How much does Apify cost for AI agent scraping?

The free tier includes $5/month in platform credits. Simple page extractions cost fractions of a cent per page. Complex crawls across hundreds of pages with JavaScript rendering cost more. Paid plans start at $49/month for higher compute and storage. Most development and testing workflows fit within the free tier.
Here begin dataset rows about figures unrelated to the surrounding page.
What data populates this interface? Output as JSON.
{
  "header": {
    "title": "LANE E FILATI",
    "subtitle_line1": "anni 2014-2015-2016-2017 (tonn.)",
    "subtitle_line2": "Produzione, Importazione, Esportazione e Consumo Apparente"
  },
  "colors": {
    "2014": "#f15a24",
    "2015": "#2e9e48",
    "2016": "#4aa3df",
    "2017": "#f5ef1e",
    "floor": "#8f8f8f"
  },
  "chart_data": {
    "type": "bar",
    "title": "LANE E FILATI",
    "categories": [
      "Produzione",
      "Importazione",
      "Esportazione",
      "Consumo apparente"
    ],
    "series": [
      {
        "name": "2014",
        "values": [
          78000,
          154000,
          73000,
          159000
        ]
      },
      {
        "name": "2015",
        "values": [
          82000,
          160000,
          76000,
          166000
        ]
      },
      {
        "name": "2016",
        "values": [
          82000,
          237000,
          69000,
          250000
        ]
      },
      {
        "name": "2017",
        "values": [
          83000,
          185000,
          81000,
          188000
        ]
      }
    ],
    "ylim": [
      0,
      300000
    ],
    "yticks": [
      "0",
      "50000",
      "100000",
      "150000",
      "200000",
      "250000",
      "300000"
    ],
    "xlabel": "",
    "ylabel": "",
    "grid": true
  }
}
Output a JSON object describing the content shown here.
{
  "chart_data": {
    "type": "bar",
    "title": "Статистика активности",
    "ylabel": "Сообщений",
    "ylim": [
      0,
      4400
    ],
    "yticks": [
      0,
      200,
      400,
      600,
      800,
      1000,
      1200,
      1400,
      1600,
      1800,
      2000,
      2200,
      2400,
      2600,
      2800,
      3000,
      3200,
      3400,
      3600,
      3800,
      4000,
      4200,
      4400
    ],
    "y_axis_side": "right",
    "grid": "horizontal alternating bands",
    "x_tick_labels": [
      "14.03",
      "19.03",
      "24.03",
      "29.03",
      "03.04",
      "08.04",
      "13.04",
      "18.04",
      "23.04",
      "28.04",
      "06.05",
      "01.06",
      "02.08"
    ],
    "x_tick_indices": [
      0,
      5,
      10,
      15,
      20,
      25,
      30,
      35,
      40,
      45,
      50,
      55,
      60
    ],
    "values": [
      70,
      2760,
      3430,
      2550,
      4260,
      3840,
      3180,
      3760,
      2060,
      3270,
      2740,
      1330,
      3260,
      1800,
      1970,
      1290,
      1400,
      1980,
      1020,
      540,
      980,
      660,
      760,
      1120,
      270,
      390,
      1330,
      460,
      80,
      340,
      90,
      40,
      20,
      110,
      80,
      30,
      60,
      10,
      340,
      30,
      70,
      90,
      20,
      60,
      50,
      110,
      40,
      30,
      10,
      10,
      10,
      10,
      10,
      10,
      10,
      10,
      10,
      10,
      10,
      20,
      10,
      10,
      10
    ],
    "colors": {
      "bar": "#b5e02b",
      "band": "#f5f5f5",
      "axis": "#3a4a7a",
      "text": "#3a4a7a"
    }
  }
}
Monitor usage in the Apify console, and set scope limits in your agent prompts during development to avoid accidentally crawling large sites.

Can I use Apify and Tavily together?

Yes, and this is the recommended pattern for research workflows. Tavily handles discovery (finding the right pages via search), Apify handles extraction (pulling structured data from those pages). Add both servers to your Claude Code or OpenClaw config and the agent chains them automatically. Search finds competitor pricing pages, Apify extracts the detailed pricing tables — a pattern that covers the full research-to-data pipeline without writing custom scrapers.

Which Apify actor should I use for web scraping?

Start with the generic Web Scraper for unknown sites — it handles JavaScript rendering, pagination, and standard HTML extraction. For common platforms, use specialized actors: Amazon Product Scraper for product data, Google Search Results Scraper for SERP analysis, LinkedIn scrapers for professional data, and Website Content Crawler for full-site extraction. Your agent can select actors automatically based on the task, but specifying the actor explicitly in your prompt gives more reliable results for site-specific scraping.